Die Lebensführungstypologie
Eine integrative Typologie der Lebensführungen in der BRD
1. Einleitung
Die Lebensführungstypologie geht auf sozialwissenschaftliche Grundlagenforschung von Gunnar Otte in den frühen 2000er Jahren zurück. Sein Forschungsanliegen war, die vielfältige Landschaft unterschiedlicher akademischer und nicht-akademischer Lebensstilmodelle, deren Struktur, Erklärungskraft und sozialwissenschaftliche Grundierung in den Blick zu nehmen, um ein integratives und vor allem frei verfügbares Lebensstilmodell zu entwickeln. Es geht also nicht um ein neues Produkt auf dem Markt der Lebensstilmodelle, sondern es handelt sich eher um ein Meta-Modell. Aus den vielen Desideraten, die Otte in der Sekundäranalyse von nahezu 30 Modellen ermittelt hat, ergaben sich neue Eigenschaften: Die Typologie ist frei verfügbar und replizierbar. Sie ist zudem unabhängig von Erhebungszeit und Erhebungsraum. Die Milieuzuordnung ist zudem unabhängig von der Stichprobenzusammensetzung und vom Zuordnungsalgorithmus des Statistikprogramms. Damit wird kumulative Forschung möglich, weil das Instrument in unterschiedlichen Forschungszusammenhängen immer die gleichen Eigenschaften misst. Viele Modelle waren bis dahin zudem eher theoriearm: Wie entstehen soziale Milieus? Wohin entschwinden oder diffundieren sie? Welche Logik steckt in der Alltagsinszenierung der Menschen?

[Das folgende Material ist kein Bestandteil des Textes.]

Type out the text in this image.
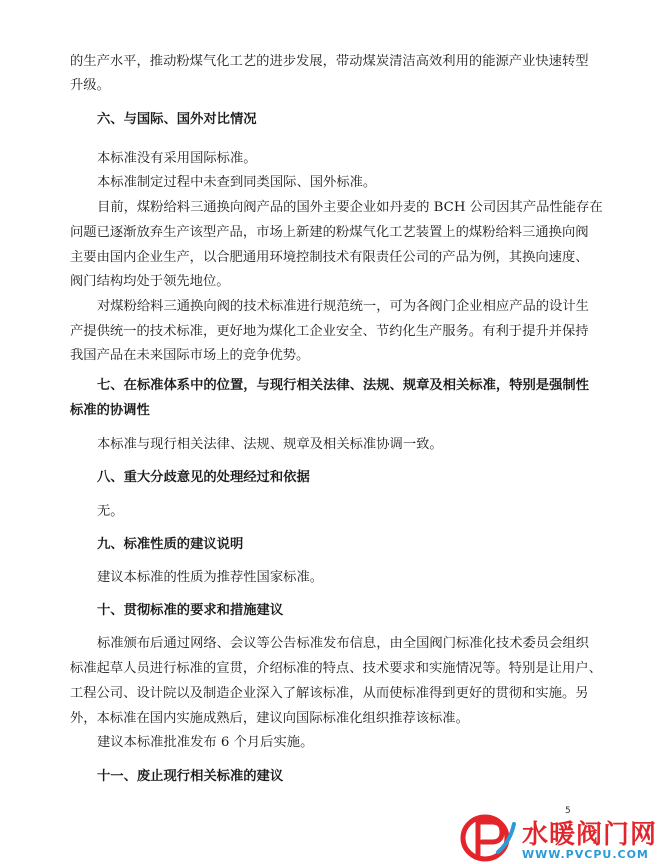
的生产水平，推动粉煤气化工艺的进步发展，带动煤炭清洁高效利用的能源产业快速转型
升级。
六、与国际、国外对比情况
本标准没有采用国际标准。
本标准制定过程中未查到同类国际、国外标准。
目前，煤粉给料三通换向阀产品的国外主要企业如丹麦的 BCH 公司因其产品性能存在
问题已逐渐放弃生产该型产品，市场上新建的粉煤气化工艺装置上的煤粉给料三通换向阀
主要由国内企业生产，以合肥通用环境控制技术有限责任公司的产品为例，其换向速度、
阀门结构均处于领先地位。
对煤粉给料三通换向阀的技术标准进行规范统一，可为各阀门企业相应产品的设计生
产提供统一的技术标准，更好地为煤化工企业安全、节约化生产服务。有利于提升并保持
我国产品在未来国际市场上的竞争优势。
七、在标准体系中的位置，与现行相关法律、法规、规章及相关标准，特别是强制性
标准的协调性
本标准与现行相关法律、法规、规章及相关标准协调一致。
八、重大分歧意见的处理经过和依据
无。
九、标准性质的建议说明
建议本标准的性质为推荐性国家标准。
十、贯彻标准的要求和措施建议
标准颁布后通过网络、会议等公告标准发布信息，由全国阀门标准化技术委员会组织
标准起草人员进行标准的宣贯，介绍标准的特点、技术要求和实施情况等。特别是让用户、
工程公司、设计院以及制造企业深入了解该标准，从而使标准得到更好的贯彻和实施。另
外，本标准在国内实施成熟后，建议向国际标准化组织推荐该标准。
建议本标准批准发布 6 个月后实施。
十一、废止现行相关标准的建议
5
水暖阀门网
WWW.PVCPU.COM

Das Modell von Otte aus dem Jahr 2005 ist von der Datenbasis und hinsichtlich der Variablen „in die Jahre gekommen“. Daher haben wir (die Autoren dieses Beitrags) das Modell einem Relaunch unterzogen, um ein aktualisiertes und differenzierteres Modell zu entwickeln. Dabei haben wir die sozialwissenschaftliche Architektur, die Gunnar Otte entwickelte, nahezu komplett beibehalten und neu operationalisiert.
2. Sozialwissenschaftliche Theorie
Die Lebensführungstypologie beschreibt modellhaft einen zweidimensionalen sozialen Raum. Die horizontale Achse beschreibt den Grad der individuellen Modernität in Abhängigkeit von Lebensalter und sozialer Herkunft (Generation). Die vertikale Achse berücksichtigt den subjektiven Umgang des Individuums mit den Ressourcen „Bildungsgrad“ und „ökonomisches Kapital“ (Einkommen, Vermögen). Diese Dimensionalität zeichnet zahlreiche Lebensstilmodelle aus. Beide Dimensionen lassen sich mit einschlägigen sozialwissenschaftlichen Theorien grundieren:
(1) Bezüglich des Lebensalters gilt: Der Lebenslauf in einem Wohlfahrtsstaat ist nach Martin Kohli, einem schweizerischen Soziologen, mindestens dreigeteilt: in eine Phase der biografischen Offenheit (Jugend/Junge Erwachsene), in eine Phase der biografischen Konsolidierung und Etablierung (Erwerbsphase) und in eine Phase der biografischen Schließung (Ruhestandsphase). Umbrüche und Unregelmäßigkeiten sind hierbei berücksichtigt. Jede Phase provoziert individuelle Investitionen: in Neues (Offenheit), in Orientierung und Bindung (Konsolidierung), hinsichtlich einer Neuorientierung und Klärung (Etablierung) und hinsichtlich Konservativismus und Ordnung (Schließung). Jede Phase korrespondiert auch mit der sozialen Herkunft des Individuums: die Nachkriegsgeneration mit ihren Pflicht- und Akzeptanzwerten, die 68er-Generation bzw. die Babyboomer mit ihren Selbstentfaltungs- und Modernisierungswerten sowie die noch junge „Generation X“ und die Millennials mit ihren postmodernen Wertekonfigurationen und -samplings („Generation Y“). Hinsichtlich der Theorie und Erforschung des Wertewandels in Abhängigkeit von den Generationen ist vor allem der deutsche Soziologe Helmut Klages zu nennen. Die horizontale Achse in der Lebensführungstypologie nennen wir „Biografische Route/Modernität“.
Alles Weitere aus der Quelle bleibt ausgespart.